The only thing that could have made the tableau more bizarre would be to include Donald Trump, which Donald Trump proceeded to do. Scoffing at those questioning Rodman’s judgment — which, to be fair, seems to have no other purpose but to cause people to question it — the opinionated tycoon defended the visit from afar.
“You look at the world; the world is blowing up around us,” he said on Fox News. “Maybe Dennis is a lot better than what we have.” Secretary of State John Kerry may not grasp that the great failing of American diplomacy is it doesn’t make enough use of people who used to be married to Carmen Electra.
Not everyone is unhappy that Rodman went to North Korea. Many are unhappy only because he came back. Others, however, find it absurd that anyone would care about the foreign travels of an aging ex-jock known less for his athletic exploits than for his neon hair colors, willingness to don a wedding dress, and voluminous array of tattoos and piercings.
Is the whole affair absurd? Maybe so, but no more than anything else about North Korea, whose people could hardly be more isolated from the rest of the world if they lived on Mars.
Kim Jong Un is the latest ruler produced by what might be called monarchical communism, having inherited the seat of power at age 27 or 28 (his birth date is not firmly established) from his father Kim Jong Il, an obsessive Elvis Presley fan given to wearing platform shoes.
Rodman’s visit provokes interest mainly because he is one of the few Americans to meet Kim and report back. “He wants Obama to do one thing, call him,” attested Rodman, who said Kim also told him, “I don’t want to do war.”
This revelation was a bit surprising coming only days after Kim’s regime announced that if the United States and South Korea held joint military exercises, their forces would face “miserable destruction.”
But what Kim really thinks is largely a mystery. One former State Department official marveled, “There is nobody at the CIA who could tell you more personally about Kim Jong Un than Dennis Rodman, and that’s scary.”
Scary because Kim heads a government that rules 25 million people with a bizarre mix of economic idiocy, inhuman repression and complete fantasy.

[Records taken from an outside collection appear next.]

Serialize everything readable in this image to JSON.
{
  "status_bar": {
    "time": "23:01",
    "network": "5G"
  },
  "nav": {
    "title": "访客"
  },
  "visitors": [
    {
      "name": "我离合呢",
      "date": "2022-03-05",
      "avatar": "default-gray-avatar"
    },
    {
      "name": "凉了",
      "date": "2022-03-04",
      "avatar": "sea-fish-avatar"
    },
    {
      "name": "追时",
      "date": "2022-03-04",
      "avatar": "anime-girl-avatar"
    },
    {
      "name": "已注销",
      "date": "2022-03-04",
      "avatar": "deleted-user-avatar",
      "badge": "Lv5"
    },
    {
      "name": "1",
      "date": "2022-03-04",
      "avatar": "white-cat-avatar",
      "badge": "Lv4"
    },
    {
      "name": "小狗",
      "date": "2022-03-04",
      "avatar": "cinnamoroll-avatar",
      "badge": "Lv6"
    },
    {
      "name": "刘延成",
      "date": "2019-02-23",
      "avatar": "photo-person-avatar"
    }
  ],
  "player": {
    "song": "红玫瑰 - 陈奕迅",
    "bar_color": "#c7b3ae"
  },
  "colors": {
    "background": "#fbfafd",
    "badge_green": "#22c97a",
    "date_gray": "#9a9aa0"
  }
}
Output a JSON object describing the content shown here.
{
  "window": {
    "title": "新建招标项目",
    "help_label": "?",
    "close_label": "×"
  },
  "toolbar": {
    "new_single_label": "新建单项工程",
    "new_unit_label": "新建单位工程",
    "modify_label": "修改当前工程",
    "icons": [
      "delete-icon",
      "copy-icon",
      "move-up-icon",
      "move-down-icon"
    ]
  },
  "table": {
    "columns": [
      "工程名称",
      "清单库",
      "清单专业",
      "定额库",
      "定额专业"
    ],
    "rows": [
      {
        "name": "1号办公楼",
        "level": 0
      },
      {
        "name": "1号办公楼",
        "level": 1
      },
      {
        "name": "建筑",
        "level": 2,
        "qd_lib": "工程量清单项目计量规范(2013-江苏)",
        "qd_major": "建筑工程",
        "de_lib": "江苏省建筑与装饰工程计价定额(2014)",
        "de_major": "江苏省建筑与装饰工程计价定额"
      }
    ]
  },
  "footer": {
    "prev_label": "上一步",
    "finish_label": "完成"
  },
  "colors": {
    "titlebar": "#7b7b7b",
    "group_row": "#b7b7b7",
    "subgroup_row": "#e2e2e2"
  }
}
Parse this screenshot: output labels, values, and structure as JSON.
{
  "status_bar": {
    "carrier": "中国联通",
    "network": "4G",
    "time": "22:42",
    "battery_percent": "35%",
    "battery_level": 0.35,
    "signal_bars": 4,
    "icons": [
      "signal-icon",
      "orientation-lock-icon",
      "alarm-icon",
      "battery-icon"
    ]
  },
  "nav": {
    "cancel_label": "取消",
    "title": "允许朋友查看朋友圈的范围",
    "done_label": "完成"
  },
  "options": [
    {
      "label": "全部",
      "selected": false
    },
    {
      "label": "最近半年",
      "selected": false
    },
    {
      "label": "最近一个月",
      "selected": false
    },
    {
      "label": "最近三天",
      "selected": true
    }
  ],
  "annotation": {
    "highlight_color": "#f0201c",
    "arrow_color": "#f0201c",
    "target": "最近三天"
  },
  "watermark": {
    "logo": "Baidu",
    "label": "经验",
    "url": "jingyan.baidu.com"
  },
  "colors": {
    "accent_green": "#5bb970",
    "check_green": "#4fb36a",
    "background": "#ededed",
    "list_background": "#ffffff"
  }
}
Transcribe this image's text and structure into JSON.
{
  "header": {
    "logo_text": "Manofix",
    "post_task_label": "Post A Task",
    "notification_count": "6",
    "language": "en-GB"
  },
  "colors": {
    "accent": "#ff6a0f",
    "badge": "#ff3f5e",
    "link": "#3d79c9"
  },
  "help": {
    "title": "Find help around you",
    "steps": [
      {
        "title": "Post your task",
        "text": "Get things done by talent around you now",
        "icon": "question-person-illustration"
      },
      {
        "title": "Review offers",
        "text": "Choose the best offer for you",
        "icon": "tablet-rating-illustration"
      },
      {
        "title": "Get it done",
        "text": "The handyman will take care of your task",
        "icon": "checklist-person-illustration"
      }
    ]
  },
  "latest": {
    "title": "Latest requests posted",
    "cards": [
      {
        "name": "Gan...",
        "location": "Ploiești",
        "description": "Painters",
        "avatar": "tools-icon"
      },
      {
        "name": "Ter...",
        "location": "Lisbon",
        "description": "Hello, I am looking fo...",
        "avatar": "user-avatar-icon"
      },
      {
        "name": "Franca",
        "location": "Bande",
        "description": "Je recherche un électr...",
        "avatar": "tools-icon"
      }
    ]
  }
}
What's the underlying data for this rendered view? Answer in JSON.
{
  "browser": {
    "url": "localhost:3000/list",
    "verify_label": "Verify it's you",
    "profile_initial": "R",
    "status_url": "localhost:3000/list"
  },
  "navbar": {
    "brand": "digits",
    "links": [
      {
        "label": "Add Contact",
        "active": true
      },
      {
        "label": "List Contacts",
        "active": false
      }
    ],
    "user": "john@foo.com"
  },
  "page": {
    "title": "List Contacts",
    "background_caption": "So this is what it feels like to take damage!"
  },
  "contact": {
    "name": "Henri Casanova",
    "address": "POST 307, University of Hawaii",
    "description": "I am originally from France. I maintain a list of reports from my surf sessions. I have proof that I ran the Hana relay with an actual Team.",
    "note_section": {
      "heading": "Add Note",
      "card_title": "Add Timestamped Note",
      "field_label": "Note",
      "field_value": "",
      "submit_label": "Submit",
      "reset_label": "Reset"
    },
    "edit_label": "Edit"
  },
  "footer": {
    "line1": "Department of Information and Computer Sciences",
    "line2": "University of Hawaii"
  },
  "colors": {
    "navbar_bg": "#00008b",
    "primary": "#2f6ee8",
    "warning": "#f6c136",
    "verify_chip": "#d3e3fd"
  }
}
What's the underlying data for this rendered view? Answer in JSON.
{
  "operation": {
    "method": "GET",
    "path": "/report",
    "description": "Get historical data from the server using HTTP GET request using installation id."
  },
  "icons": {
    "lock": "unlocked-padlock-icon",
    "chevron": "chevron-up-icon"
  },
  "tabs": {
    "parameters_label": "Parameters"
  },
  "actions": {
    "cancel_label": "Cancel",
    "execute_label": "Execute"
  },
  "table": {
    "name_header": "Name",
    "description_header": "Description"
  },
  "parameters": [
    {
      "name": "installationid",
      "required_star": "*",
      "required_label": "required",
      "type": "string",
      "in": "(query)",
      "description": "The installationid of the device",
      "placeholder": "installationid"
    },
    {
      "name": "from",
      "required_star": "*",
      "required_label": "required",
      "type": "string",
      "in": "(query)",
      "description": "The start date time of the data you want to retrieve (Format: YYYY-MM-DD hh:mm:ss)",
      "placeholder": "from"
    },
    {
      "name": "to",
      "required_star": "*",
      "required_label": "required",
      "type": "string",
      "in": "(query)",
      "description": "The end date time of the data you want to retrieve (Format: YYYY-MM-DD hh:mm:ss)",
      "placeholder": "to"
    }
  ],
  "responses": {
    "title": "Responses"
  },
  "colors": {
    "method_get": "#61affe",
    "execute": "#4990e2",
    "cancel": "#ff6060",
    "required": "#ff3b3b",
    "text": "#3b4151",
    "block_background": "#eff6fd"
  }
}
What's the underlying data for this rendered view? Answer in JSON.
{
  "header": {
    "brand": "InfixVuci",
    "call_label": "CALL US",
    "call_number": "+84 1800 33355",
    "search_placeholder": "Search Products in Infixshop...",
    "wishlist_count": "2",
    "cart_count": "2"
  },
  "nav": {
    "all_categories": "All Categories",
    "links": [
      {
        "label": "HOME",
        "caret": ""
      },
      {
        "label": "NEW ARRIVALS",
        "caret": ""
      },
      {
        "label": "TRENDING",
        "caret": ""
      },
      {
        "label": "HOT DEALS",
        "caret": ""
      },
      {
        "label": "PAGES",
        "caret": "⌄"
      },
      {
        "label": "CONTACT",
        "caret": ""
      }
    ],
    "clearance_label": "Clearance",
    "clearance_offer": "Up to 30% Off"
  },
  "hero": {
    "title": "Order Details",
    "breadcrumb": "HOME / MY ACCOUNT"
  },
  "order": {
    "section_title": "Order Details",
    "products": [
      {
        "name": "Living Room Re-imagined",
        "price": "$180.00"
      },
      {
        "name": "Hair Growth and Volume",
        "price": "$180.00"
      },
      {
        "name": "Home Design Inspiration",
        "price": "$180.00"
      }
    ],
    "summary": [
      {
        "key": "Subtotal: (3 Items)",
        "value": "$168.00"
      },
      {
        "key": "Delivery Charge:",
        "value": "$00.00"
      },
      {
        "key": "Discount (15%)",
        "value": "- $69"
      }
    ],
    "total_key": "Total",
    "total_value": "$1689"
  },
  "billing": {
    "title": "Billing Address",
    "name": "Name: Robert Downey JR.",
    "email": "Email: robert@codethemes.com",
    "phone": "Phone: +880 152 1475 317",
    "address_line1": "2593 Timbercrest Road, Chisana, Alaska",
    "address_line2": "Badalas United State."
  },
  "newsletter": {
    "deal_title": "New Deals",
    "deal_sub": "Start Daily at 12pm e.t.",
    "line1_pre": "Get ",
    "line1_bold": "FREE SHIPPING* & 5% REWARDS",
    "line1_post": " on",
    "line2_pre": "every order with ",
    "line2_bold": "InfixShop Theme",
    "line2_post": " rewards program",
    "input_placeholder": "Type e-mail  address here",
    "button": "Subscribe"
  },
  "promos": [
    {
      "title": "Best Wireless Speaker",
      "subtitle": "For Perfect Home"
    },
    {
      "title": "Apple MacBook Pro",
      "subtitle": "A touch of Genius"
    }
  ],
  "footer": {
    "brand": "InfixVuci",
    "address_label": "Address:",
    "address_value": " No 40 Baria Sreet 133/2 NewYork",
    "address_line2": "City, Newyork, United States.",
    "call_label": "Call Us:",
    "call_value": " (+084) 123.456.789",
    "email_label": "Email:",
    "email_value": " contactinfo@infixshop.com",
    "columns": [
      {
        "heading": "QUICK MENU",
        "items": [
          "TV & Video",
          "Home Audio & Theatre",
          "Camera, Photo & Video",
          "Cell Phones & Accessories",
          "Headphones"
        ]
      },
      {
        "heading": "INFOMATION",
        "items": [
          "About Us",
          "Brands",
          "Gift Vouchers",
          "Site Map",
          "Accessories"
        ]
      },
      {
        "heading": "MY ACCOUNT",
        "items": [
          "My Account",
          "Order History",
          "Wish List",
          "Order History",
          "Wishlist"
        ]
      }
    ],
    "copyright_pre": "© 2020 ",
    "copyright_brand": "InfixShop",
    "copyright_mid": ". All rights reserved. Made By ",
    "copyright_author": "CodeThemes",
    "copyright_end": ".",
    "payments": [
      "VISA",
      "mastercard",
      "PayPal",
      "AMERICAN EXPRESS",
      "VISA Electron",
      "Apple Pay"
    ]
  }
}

A biography of the young dictator claims he wrote 1,500 books as a university student.
Oh, and also scary because he has nuclear weapons, which the regime occasionally threatens to put to use.
“He loves basketball,” said Rodman. “I said, ‘Obama loves basketball.’ Let’s start there.”
Who says a visit by a retired NBA veteran and the Harlem Globetrotters can’t lead to a thaw in relations between Pyongyang and Washington?
In 1971, an American table-tennis team playing in Japan was unexpectedly invited to visit China, which at the time much resembled today’s North Korea. The team accepted, launching what became known as ping-pong diplomacy. The following year, Richard Nixon became the first American president to visit the People’s Republic.
Maybe the courtside encounter will have a similar outcome. Maybe Kim was so taken with Rodman — or so alarmed — that he’ll decide to make peace with the Americans. If it happens, we can call it worm diplomacy.
Sure, it’s improbable. But we’re talking about Rodman and North Korea: Everything about them is improbable.
And if that doesn’t work? We can always send Trump.